Employee Compensation Incentives for Patents (Only): Does It Make Sense?

This Kat had occasion this week to revisit the issue of employee compensation for inventions. There may no subject in IP that has yielded as many different national schemes—statutory, judicial, or other—as has this topic. Indeed, for those readers of IPKat who are not aware, Blogmeister Jeremy Phillips devoted his Ph.D. studies back in the 1970s to this topic. As with so many other IP subjects that have garnered his attention, his research was very much a pioneering effort in the field.
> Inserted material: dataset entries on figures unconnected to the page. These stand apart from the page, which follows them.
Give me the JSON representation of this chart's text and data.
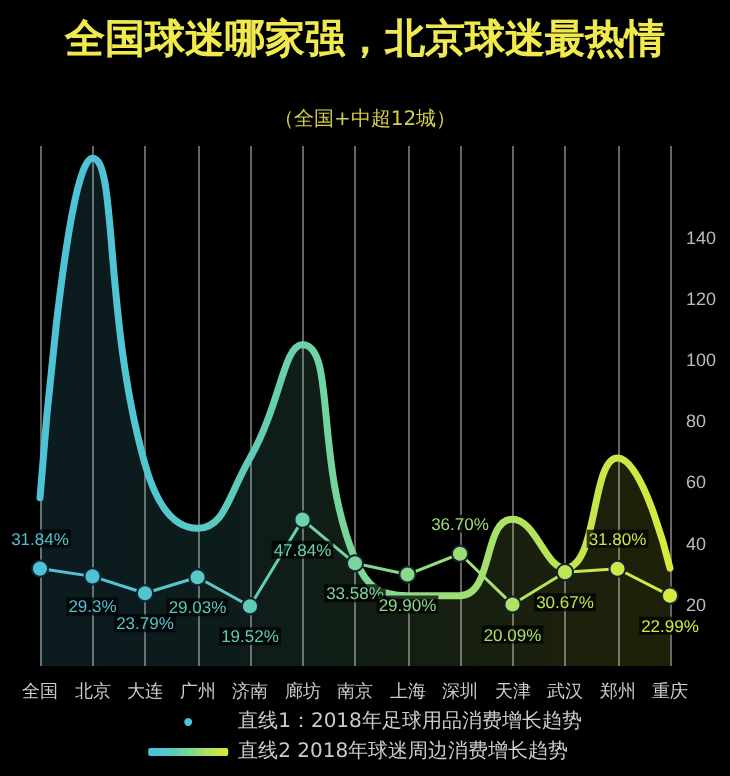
{
  "chart_data": {
    "type": "line",
    "title": "全国球迷哪家强，北京球迷最热情",
    "subtitle": "（全国+中超12城）",
    "categories": [
      "全国",
      "北京",
      "大连",
      "广州",
      "济南",
      "廊坊",
      "南京",
      "上海",
      "深圳",
      "天津",
      "武汉",
      "郑州",
      "重庆"
    ],
    "series": [
      {
        "name": "直线1：2018年足球用品消费增长趋势",
        "type": "line",
        "marker": "circle",
        "colors": [
          "#4fc3d6",
          "#4fc3d6",
          "#52c6cf",
          "#58c9c4",
          "#60ccb8",
          "#6cd2a8",
          "#7ad698",
          "#8ada88",
          "#9cde76",
          "#aee264",
          "#bee552",
          "#cce746",
          "#d8ea3c"
        ],
        "values": [
          31.84,
          29.3,
          23.79,
          29.03,
          19.52,
          47.84,
          33.58,
          29.9,
          36.7,
          20.09,
          30.67,
          31.8,
          22.99
        ],
        "value_labels": [
          "31.84%",
          "29.3%",
          "23.79%",
          "29.03%",
          "19.52%",
          "47.84%",
          "33.58%",
          "29.90%",
          "36.70%",
          "20.09%",
          "30.67%",
          "31.80%",
          "22.99%"
        ]
      },
      {
        "name": "直线2 2018年球迷周边消费增长趋势",
        "type": "area",
        "marker": "none",
        "colors": [
          "#4fc3d6",
          "#4fc3d6",
          "#52c6cf",
          "#58c9c4",
          "#60ccb8",
          "#6cd2a8",
          "#7ad698",
          "#8ada88",
          "#9cde76",
          "#aee264",
          "#bee552",
          "#cce746",
          "#d8ea3c"
        ],
        "values": [
          55,
          166,
          66,
          45,
          68,
          105,
          35,
          23,
          23,
          48,
          32,
          68,
          32
        ]
      }
    ],
    "ylim": [
      0,
      170
    ],
    "yticks": [
      20,
      40,
      60,
      80,
      100,
      120,
      140
    ],
    "grid": "x",
    "legend": "bottom"
  }
}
To be clear--the issue is not who owns the invention—the employer or employee—but rather, irrespective of how the matter of initial ownership is resolved, the separate and distinct question of the extent to which the employee is entitled to additional compensation for his invention beyond his regular salary or the like. Should there be a statutory scheme governing the issue? If so, under what conditions should the employee be entitled to compensation for his employee-related inventions in addition to his regular compensation? On what basis should the compensation be calculated? As noted, there is no single answer to these and related questions and I graciously defer to Jeremy to provide learned guidance about them.

In fact, the precise question that occupied me in this regard was not about employee compensation for patents, but a query of more general concern—why is there no parallel treatment regarding copyright and even trade marks? To the best of this Kat’s understanding, there are no statutes or judgments that have recognized a right of the creator of a work, created in the employer-employee relationship, to claim additional compensation for his work. Nor I am aware of any legal arrangement that entitles the employee who comes up with a world-beating slogan or tag line to claim compensation for his successful creative efforts.

One can simply respond that the question itself is preposterous. In this context, patents are fundamentally different from copyrights and even more so from trade marks. Patents are a patrician right and should be treated as such. The grant of a patent is an infrequent and expensive activity, whose potential value to the company, either through direct use, licensing, litigation or sale to the a third party, can be enormous. “Real men (and women) do patents.”

By contrast, copyright is the most plebian of IP rights. In today’s service-based economy, large numbers of employees are creating multiple copyright works every day. The value of any single work protected by copyright is generally low and well-nigh impossible to measure. As for the clever employee who came up with that unforgetable slogan, true, we can pinpoint the discrete slogan at issue, but the brand value of the slogan derives from the connection between that slogan and the goods or services of the company, not because of the intrinsic value of the slogan itself. No matter how creative a company’s in-house brand-creating “Mad Men” might be, talk of additional compensation in such circumstances is simply folly.

At a first glance, policy considerations would not seem to be to the contrary. The argument is that patents do the heavy lifting of innovation. To the extent that innovation becomes a matter of national concern (and indeed, where is this not the case?), it is in the national interest to take reasonable steps to optimize the use of employee incentives to invent. Creative works and catchy slogans do not rise to the level of being a material driver of innovation. As such, there is no interest in possibly imposing upon employers arrangements for providing incentives via additional compensation to the creative employee. No compelling national interest is present.

And yet—is all the foregoing necessarily true? This Kat would like to offer several reasons why the answer may not be categorically “yes”.
1. The argument can be made that the patent compensation system for employees is an artifact of the historical time in which these arrangements arose, namely the apex of the industrial age. The relevant legal framework was therefore developed within the context of a certain period, where patents were the undisputed IP king. Creative works were of no or little commercial significance.

2. However, this is not the case today, where creative works also contribute materially to innovation. At the most graphic level, our world is an increasingly digital one, and digital rights are protected first and foremost by copyright. Discriminating against creative works in favour of patents with respect to possible additional employee compensation might distort incentives for innovation and thereby work against the national innovation interest.

3. Inventions are ever more the result of collaborative efforts. Where the number of inventors increases, the underlying romantic notion of inventorship — the solitary inventor — becomes an anachronism. With this change, the ultimate justification for additional employee compensation becomes less compelling.

4. But there is a push-back here. Even if one accepts these claims, the practical problem still remains. Employee Mr Smith, and his contribution to the stock of patented inventions owned by the company, can be readily identified. The same cannot be generally said with respect to creative works, where teams collectively create the ultimate final work. It is one thing to have a single digit number of inventors contributing to an invention, but it is quite another to identify everyone who created the software code.
And so, permit this Kat to make a heretical suggestion. Perhaps all statutory and judicial attempts to impose an employee compensation system, whatever the IP right, should be abrogated. This does not preclude employers from reaching private arrangements with their employees; indeed, such contractual agreement might be critical in maintaining talented employees. In so doing, however, incentives are brought down to the private, consensual level, rather than being imposed on high.